Several media outlets, including Reuters and Sky News, have confirmed on Sunday the discovery of at least one mass grave inSyria’s capital Damascus linked to crimes committed years ago under Bashar al-Assad‘s regime.
Assad, who ruled Syria for 24 years following his father’s three-decade reign, was ousted last weekend by a coalition of rebel forces, including Hay’at Tahrir al-Sham (HTS), which is designed as a terrorist organization by the United States. A key ally of Russia, Assad has since fled the country and sought asylum in Moscow.
Since the civil war erupted in 2011, Syria has been largely inaccessible to journalists, with the Assad government imposing strict media restrictions and ongoing violence making reporting dangerous.
Following Assad’s ousting, journalists have returned to Syria, uncovering and verifying accounts of life under his regime. Among the findings is a mass grave in Damascus’ Tadamon district, as reported by Reuters, Sky News, and other outlets.
The grave is linked to a 2013 massacre captured in a video that was released in 2022. The footage shows men in military fatigues leading blindfolded individuals to a large pit, shooting them, and pushing their bodies into the grave. The U.S. State Department said in an April 2022 statement regarding the video, that the massacre “reportedly killed hundreds of Syrian civilians.”
“When we arrived there, there were small children with shovels and buckets full of human bones,” Sky News reporter Diana Magnay, who visited the site, said in a Sunday newscast. The network’s footage then showed children picking through the rubble that contains human bones.

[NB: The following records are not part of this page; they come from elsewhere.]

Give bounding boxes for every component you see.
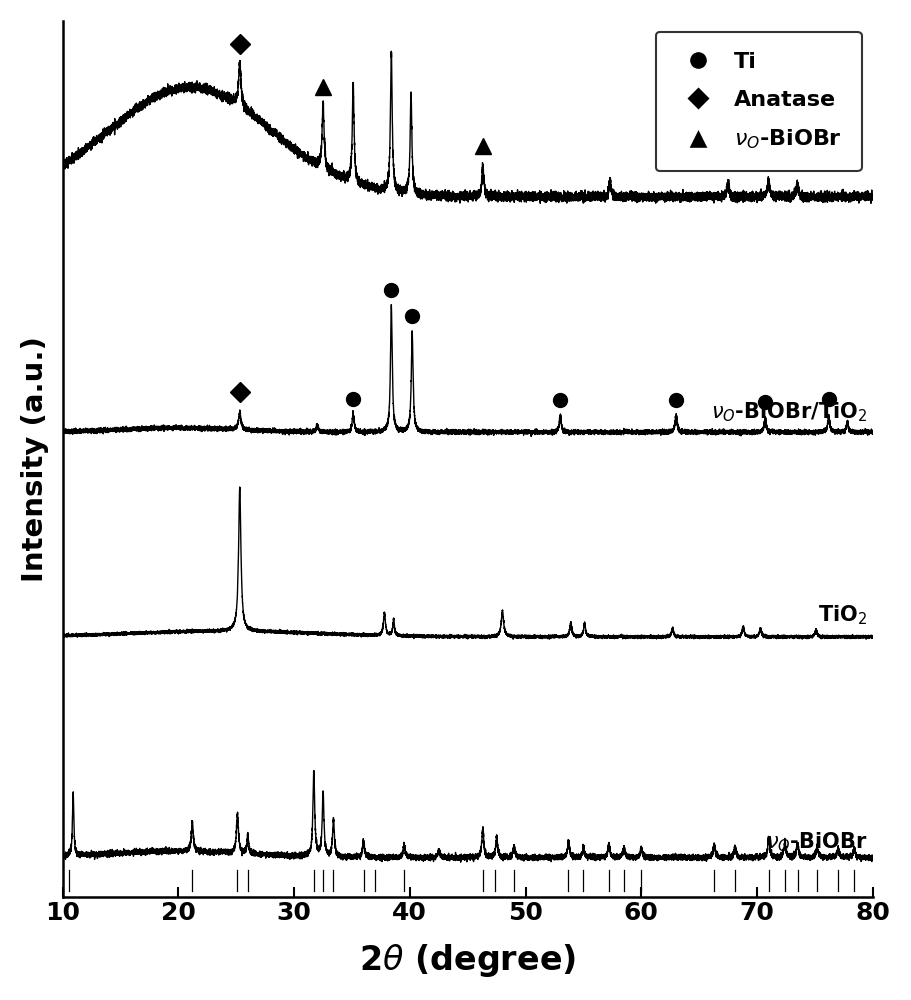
- Text: $\nu_O$-BiOBr/TiO$_2$: $\nu_O$-BiOBr/TiO$_2$: [711, 401, 867, 424]
- Text: TiO$_2$: TiO$_2$: [818, 603, 867, 627]
- Y-axis label: Intensity (a.u.): Intensity (a.u.): [21, 336, 49, 582]
- X-axis label: 2$\theta$ (degree): 2$\theta$ (degree): [359, 942, 577, 979]
- Text: $\nu_O$-BiOBr: $\nu_O$-BiOBr: [765, 830, 867, 854]
- Legend: Ti, Anatase, $\nu_O$-BiOBr: Ti, Anatase, $\nu_O$-BiOBr: [656, 32, 862, 171]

Khaled Houriya, a local mechanic in the area, told Reuters the neighborhood was “known as execution street” and that “anyone who came to this street was considered lost.” He also said Assad security forces often asked his neighbors to help dig mass graves.
During Assad’s rule, dissent and criticism of authorities were severely repressed and extremely dangerous, if not fatal. U.S. Secretary of State Antony Blinken acknowledged this during a speech in Jordan on Saturday and said that “the Syrian population has been traumatized by decades of repression.”
Blinken also noted that thousands of Syrians are missing, adding that “relevant organizations should have access to facilities that can help determine the fate of missing Syrians and foreign nationals—and eventually hold abusers accountable.”
Newsweek has reached out to the U.S. Department of State for comment via email on Sunday.
The United Nations High Commissioner for Refugees (UNHCR) reported in March that more than 14 million Syrians were forced to flee their homes since the start of the civil war, with 7.2 million internally displaced. The latest death toll, conducted by the Syrian Observatory for Human Rights, estimates 617,910 have been killed since 2011.
Since the fall of Assad’s regime, thousands of Syrians have been freed from prisons. However, thousands remain missing and unaccounted for, with many feared killed and potentially buried in mass graves.
Turkey’s state-run news outlet Anadolu Agency, located another potential mass grave near Damascus behind the city’s airport in a report published on Sunday.
“It is suspected that more than 100 pits, each around 20 meters (65 feet) deep, are being used as graves, with bodies buried on top of one another,” the outlet reported.
Assad has been accused of numerous war crimes and crimes against humanity, including using chemical weapons like sarin gas on civilians, massacres, and starvation, among others. Thousands of Syrians were detained without trial, many of them held in overcrowded and unsanitary conditions, often for years.
On Thursday, U.S. federal authorities announced a former Syrian military official who oversaw one of the country’s most notorious prisons during the civil war has been charged with multiple counts of torture.
Samir Ousman al-Sheikh, 72, who served as the head of Syria’s Adra Prison between 2005 and 2008 under Assad, is accused by a U.S. grand jury of overseeing brutal torture and being directly involved in abuse at the facility. The charges come after his arrest in July, when he was detained at Los Angeles International Airport for alleged visa fraud.